Become a visible tester
I was triggered to re-think about stakeholders after re-reading the presentation: "The Most Important Stakeholder -- YOU" by Adam Goucher. This is a presentation which was given on CAST2009. mr Goucher explains that you as a person/ tester are also an important stakeholder. The article it selves is more about how to become visible. How visibility can strengthen you.
This will reflect on you as person. Therefore it will also reflect on the project you are in. You participation in project might change.
To make a difference in project you first have to identify if you are a stakeholder or not. Start with the question: “What is a stakeholder?”
What is a stakeholder?
Stakeholders are often described as important. In wikipedia Project stakeholder is explained as:
Project stakeholders are those entities within or outside an organization which:
a) Sponsor a project or,
b) Have an interest or a gain upon a successful completion of a project.
c) May have a positive or negative influence in the Project Completion.
Examples of stakeholders are:
- End users
- Marketing Department
- Resource Managers
- and more
Often Testers are also mentioned as stakeholder. They might be stakeholders of the project. There are also people who are claiming testers are not stakeholders of a project.
The right arguments?
Did you ever talked about projects with other fellow testers? Did you ever attend an intake? Did they ask you how large the project was? How many people you managed? It seems to be more impressive you managed a test project consisting of 20 persons instead you managed to deliver a system on time with 3 very good persons. Numbers count, not result!
I always believe it is not the number of people you guided/coached/managed, it is how you managed to serve your stakeholders. It seems so obvious. And you might think this has nothing to do with stakeholders.
Mr Goucher wrote that it is important to become visible as tester. As far I as take his words it is to learn and keep learning. Not to make you more important, it is to gain respect from others.
I hope that respect is not based on how well you are to talk to 20 people, it is how good you are to deliver value to the stakeholders.
Judgement by numbers? Are typos easily made? Do you management by numbers and therefore your team becomes just meat which turns you into a steakholder>
As it is mentioned in The Seven Basic Principles of the Context-Driven School Illustrates: "Testing is done on behalf of stakeholders in the service of developing, qualifying, debugging, investigating, or selling a product. Entirely different testing strategies could be appropriate for these different objectives. "

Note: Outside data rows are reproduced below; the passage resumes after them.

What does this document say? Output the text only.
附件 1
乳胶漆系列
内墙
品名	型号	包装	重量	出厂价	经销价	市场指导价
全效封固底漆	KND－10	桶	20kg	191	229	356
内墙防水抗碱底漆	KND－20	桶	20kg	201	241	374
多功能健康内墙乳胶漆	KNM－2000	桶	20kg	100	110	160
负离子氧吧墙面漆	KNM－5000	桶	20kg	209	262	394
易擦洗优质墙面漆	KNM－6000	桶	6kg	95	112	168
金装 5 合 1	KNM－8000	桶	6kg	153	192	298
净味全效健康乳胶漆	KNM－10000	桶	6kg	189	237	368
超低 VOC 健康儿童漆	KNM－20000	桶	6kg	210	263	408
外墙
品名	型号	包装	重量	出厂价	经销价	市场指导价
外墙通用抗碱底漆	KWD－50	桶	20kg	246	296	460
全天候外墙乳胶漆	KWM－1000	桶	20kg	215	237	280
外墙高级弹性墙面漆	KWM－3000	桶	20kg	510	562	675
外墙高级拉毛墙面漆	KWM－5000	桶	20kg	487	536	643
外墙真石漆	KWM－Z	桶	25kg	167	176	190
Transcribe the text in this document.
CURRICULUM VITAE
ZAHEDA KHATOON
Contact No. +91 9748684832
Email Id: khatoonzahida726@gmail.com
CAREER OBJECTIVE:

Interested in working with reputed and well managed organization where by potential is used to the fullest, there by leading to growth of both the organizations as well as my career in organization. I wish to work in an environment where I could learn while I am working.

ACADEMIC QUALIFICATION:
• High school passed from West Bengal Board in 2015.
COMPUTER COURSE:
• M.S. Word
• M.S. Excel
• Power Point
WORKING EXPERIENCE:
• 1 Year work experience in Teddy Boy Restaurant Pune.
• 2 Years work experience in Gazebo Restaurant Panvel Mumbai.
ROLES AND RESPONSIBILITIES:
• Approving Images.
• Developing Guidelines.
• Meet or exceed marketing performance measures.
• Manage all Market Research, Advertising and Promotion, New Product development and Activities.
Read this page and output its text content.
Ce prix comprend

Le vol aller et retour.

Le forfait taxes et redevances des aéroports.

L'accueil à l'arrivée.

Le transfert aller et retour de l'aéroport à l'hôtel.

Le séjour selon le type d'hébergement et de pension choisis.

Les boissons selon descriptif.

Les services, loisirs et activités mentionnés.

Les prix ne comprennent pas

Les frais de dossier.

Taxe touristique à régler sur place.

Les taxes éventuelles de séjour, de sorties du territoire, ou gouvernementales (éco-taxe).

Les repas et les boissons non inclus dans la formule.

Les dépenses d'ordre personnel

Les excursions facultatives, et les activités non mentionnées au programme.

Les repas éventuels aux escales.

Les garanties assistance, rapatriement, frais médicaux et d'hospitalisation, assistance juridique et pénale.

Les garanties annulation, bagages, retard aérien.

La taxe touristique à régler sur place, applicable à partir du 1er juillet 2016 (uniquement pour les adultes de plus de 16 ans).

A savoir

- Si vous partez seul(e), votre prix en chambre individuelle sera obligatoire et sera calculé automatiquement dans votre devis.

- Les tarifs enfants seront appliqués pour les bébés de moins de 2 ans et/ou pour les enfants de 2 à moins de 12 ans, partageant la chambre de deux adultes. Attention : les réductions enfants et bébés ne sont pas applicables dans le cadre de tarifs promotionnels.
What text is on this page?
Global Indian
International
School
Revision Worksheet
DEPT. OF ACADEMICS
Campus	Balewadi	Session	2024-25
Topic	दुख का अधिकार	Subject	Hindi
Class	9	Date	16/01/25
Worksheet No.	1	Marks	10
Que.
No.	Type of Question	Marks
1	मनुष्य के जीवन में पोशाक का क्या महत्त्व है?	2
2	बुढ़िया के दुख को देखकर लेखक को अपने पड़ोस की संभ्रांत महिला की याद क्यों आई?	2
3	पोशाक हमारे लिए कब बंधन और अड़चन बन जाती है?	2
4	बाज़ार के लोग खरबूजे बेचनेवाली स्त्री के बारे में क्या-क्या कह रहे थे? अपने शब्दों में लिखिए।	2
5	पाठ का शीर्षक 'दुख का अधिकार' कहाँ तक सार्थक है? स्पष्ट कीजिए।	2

And a bit further on: "Test artifacts are worthwhile to the degree that they satisfy their stakeholders' relevant requirements"
It seems to be important.
This has nothing to do with the number of people you are able to manage. This is how you perform to supply information to stakeholders about how the software satisfies the stakeholder and also how you are able to satisfies the stakeholders. It is showing you are delivering value to them. Plain numbers just cost them. You have to show them you are able to deliver in an optimal way.
On Software Testing Club Ainars Galvans posted a nice blog called Different test reports for different stakeholders? I like the picture he is using. It shows how things are presented on different levels with different products. Important is that you present only that information which is important because it delivers value.
It shows also that people watch from different angels. indeed, this seems that people are judging you from the number of people you steered. It is good to be aware you are able to have some kind of span-of-control. Only don't make that too important. You shouldn't be judged by the numbers. Typos easily made. So: "Do you manage by numbers and therefore your team becomes just meat which turns you into a steakholder?" Or are you able to serve yourselves as you are your own stakeholder present and tell what you can, who you are. And deliver your stakeholders the value they asked?
Like just said, a typo is easily made. You coached 2 people and were successful or it were 20. I hope the results counted and not how many people. There are testers who still claim I was successful managing 20 persons. It is more important to ask: what value did you deliver. A person who presents their selves in numbers are counting in meat instead of value. They are more steakholders instead of becoming their own stakeholder or value stakeholders.